Enterprise Hadoop: Big data processing made easier
Amazon, Cloudera, Hortonworks, IBM, and MapR mix simpler setup of Hadoop clusters with proprietary twists and trade-offsFollow @peterwayner
The value of this approach will depend on the seriousness of your job. If your Hadoop data is mission critical or simply has to be ready most of the time, you'll definitely be interested in the extra features for preserving the data and keeping up the cluster. But if you're processing log files and generating reports that can wait a few hours or even days, there's not much need for it. Restarting your cluster when the NameNode fails is kind of a pain, but not if you have the slack in your system to begin again.
The value will also depend on the nature of your calculations. If you do many short calculations, then restarting isn't a big problem. But if your jobs last hours, days, or especially weeks, the ability to store snapshots becomes more and more valuable.
There is a cost for some of these features. I couldn't install the M3 distribution on my cluster of machines in the Rackspace cloud because it requires access to "physical hard drives." In other words, the NFS code from MapR burrows fairly deeply into the file system to generate the performance gains. It can't work its magic with all of the layers of virtualization in some environments. This won't be an issue if you're using real machines with real disks, but it can be a roadblock in some of the new virtual worlds.
I ended up doing my testing with a VMware version that worked with MapR's version of Ubuntu.
I have to say that the direct access to NFS is a nice feature. Although it's always possible to move the data in and out of HDFS with the regular tools, it's much easier to integrate the system with a direct NFS link. I wouldn't be surprised if some errant tool occasionally introduces a bug because the data is not run through HDFS, but I'm guessing the occasional problems will be worth the trade-off.
It's clear that MapR is putting most of its effort into the code under the hood. The Web console for monitoring jobs is perfectly nice, but it lacks some of the gaudier features you'll find in other distributions. I even found myself kicking off jobs by typing "hadoop" into a command line. There's nothing missing that will get in the way of serious work, but the interface isn't as accessible for new users as some of the others.

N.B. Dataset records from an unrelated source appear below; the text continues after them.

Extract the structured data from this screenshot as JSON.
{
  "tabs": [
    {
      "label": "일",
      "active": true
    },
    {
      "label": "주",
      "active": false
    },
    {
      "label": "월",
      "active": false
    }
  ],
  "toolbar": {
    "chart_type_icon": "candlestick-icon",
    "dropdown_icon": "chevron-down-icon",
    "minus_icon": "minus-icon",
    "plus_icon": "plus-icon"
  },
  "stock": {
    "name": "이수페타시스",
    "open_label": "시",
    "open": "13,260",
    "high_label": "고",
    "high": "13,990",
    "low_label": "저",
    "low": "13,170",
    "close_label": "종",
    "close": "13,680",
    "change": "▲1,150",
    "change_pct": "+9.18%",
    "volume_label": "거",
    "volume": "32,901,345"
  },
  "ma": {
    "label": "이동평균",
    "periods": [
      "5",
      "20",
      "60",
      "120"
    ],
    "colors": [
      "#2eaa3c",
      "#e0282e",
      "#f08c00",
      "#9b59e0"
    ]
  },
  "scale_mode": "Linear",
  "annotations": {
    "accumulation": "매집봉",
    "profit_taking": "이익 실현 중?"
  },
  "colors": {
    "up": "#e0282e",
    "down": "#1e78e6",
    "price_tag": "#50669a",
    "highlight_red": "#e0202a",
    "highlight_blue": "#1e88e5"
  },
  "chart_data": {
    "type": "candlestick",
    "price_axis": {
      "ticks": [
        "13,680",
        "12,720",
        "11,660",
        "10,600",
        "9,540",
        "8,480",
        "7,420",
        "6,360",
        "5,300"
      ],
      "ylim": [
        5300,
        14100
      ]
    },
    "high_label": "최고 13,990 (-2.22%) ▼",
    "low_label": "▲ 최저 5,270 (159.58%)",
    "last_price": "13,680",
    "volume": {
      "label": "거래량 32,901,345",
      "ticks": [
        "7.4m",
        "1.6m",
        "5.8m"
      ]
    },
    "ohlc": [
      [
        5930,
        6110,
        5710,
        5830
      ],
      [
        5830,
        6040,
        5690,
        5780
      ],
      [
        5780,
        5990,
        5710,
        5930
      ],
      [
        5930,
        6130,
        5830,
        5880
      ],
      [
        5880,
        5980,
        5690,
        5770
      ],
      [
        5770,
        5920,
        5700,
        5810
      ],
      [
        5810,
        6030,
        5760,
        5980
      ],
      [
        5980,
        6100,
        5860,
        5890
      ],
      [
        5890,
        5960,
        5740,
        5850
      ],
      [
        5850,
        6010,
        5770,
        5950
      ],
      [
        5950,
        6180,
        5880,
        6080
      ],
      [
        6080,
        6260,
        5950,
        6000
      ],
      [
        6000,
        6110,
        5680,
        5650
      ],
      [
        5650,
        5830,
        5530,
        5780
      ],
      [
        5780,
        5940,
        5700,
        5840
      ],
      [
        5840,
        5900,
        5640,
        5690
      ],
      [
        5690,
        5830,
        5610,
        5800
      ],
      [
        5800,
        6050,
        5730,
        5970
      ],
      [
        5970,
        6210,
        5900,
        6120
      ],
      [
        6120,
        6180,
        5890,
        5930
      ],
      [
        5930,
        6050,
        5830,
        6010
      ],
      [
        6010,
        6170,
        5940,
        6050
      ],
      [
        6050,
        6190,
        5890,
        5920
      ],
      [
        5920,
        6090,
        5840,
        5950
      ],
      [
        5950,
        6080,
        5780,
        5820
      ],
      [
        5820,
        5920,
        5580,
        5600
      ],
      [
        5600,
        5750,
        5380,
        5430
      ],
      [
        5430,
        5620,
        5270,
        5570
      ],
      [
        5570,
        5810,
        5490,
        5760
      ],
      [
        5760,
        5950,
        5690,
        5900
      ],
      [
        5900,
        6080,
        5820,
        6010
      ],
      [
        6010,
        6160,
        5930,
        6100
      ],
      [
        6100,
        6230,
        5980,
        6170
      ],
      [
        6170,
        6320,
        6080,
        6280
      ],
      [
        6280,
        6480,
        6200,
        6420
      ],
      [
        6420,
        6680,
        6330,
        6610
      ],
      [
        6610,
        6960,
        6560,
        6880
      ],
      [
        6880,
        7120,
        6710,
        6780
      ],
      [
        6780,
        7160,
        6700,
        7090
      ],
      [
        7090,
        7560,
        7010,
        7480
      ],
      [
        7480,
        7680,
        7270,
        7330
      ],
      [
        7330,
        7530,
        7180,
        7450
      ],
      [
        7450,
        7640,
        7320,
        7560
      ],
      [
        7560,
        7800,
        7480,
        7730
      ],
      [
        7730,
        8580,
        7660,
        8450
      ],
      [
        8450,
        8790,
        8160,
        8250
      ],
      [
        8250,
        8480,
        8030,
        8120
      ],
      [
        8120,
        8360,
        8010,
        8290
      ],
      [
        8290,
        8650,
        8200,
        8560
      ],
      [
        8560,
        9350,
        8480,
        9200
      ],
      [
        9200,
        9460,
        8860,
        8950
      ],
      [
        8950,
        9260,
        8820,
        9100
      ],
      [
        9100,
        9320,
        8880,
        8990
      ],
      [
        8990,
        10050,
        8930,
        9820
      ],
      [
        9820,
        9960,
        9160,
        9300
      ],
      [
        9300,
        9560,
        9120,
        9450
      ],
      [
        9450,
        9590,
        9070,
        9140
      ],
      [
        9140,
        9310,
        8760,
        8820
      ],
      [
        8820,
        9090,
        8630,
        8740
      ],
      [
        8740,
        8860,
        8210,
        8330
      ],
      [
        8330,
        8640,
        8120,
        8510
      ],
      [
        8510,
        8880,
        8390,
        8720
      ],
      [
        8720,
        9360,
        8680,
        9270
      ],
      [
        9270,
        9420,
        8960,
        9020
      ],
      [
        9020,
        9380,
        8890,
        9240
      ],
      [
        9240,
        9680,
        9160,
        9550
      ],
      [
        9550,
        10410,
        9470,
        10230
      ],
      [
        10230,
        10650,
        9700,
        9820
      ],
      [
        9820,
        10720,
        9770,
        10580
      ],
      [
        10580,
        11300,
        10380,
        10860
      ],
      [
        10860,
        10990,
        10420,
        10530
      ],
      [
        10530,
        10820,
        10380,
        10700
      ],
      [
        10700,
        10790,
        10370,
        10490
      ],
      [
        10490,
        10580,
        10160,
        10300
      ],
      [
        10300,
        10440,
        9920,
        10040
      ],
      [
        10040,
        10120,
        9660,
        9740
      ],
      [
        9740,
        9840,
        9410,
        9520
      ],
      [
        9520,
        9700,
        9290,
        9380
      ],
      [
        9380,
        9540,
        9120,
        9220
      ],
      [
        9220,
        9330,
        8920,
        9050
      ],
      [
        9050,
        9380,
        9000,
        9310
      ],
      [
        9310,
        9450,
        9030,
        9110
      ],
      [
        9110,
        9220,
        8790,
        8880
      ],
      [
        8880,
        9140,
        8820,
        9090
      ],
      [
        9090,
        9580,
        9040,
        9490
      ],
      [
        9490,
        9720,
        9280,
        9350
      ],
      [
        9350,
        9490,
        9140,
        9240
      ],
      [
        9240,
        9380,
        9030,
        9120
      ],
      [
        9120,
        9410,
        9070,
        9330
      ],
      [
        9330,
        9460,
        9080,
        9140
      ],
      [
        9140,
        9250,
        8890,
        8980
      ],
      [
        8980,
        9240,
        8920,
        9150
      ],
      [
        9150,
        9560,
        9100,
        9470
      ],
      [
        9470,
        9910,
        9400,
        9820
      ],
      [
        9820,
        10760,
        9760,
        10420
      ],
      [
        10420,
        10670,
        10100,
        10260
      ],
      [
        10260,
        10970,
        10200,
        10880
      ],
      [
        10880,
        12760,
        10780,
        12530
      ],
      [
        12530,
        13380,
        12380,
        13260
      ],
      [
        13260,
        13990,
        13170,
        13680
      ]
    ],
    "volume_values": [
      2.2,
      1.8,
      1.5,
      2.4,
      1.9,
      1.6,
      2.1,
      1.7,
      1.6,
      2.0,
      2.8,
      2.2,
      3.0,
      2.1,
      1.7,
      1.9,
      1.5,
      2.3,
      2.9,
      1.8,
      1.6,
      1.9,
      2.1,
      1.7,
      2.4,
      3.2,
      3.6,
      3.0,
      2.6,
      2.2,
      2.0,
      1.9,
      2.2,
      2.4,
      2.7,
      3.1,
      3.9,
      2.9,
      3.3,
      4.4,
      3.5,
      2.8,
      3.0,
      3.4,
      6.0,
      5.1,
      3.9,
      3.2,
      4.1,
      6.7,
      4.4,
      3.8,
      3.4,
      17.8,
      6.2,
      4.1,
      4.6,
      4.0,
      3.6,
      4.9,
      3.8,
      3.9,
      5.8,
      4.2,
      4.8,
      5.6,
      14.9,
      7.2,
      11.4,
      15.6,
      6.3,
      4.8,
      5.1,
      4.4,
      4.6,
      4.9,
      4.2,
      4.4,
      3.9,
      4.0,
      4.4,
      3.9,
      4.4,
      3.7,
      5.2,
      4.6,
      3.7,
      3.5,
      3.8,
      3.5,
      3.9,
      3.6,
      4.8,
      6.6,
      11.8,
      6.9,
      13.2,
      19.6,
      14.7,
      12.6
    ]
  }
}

MapR also has some interesting partnerships. Many have noted that EMC is almost certainly repackaging MapR and selling it as part of the Greenplum collection of big data analytics tools. This suggests that we're already starting to see these stacks disappearing inside of other packages.
Hortonworks Data Platform
I wanted to test the Hortonworks distribution, but it wasn't ready when I was writing. The company will be concentrating on selling training and support while avoiding creating proprietary extensions.
"We are an open source company," Eric Baldeschwieler, the CEO, told me. "The only product we have is open source. We won't commit to never selling anything, but you won't see anything in the next year. We're committed to a complete open source, horizontal platform. We want people to be able to download everything they want for free. That differentiates us from everyone else in the market."
Indeed, the company employs a number of people with a deep knowledge of Hadoop gained from years at Yahoo. The company formally separated from Yahoo last year, and now it's looking for partnerships to support their work.
Hortonworks is currently running a private beta. I couldn't join it, but perhaps your company will be able to participate. In the meantime, you can grab Hadoop directly from Apache. It's guaranteed to be pretty close to what Hortonworks will be shipping, at least for the next year.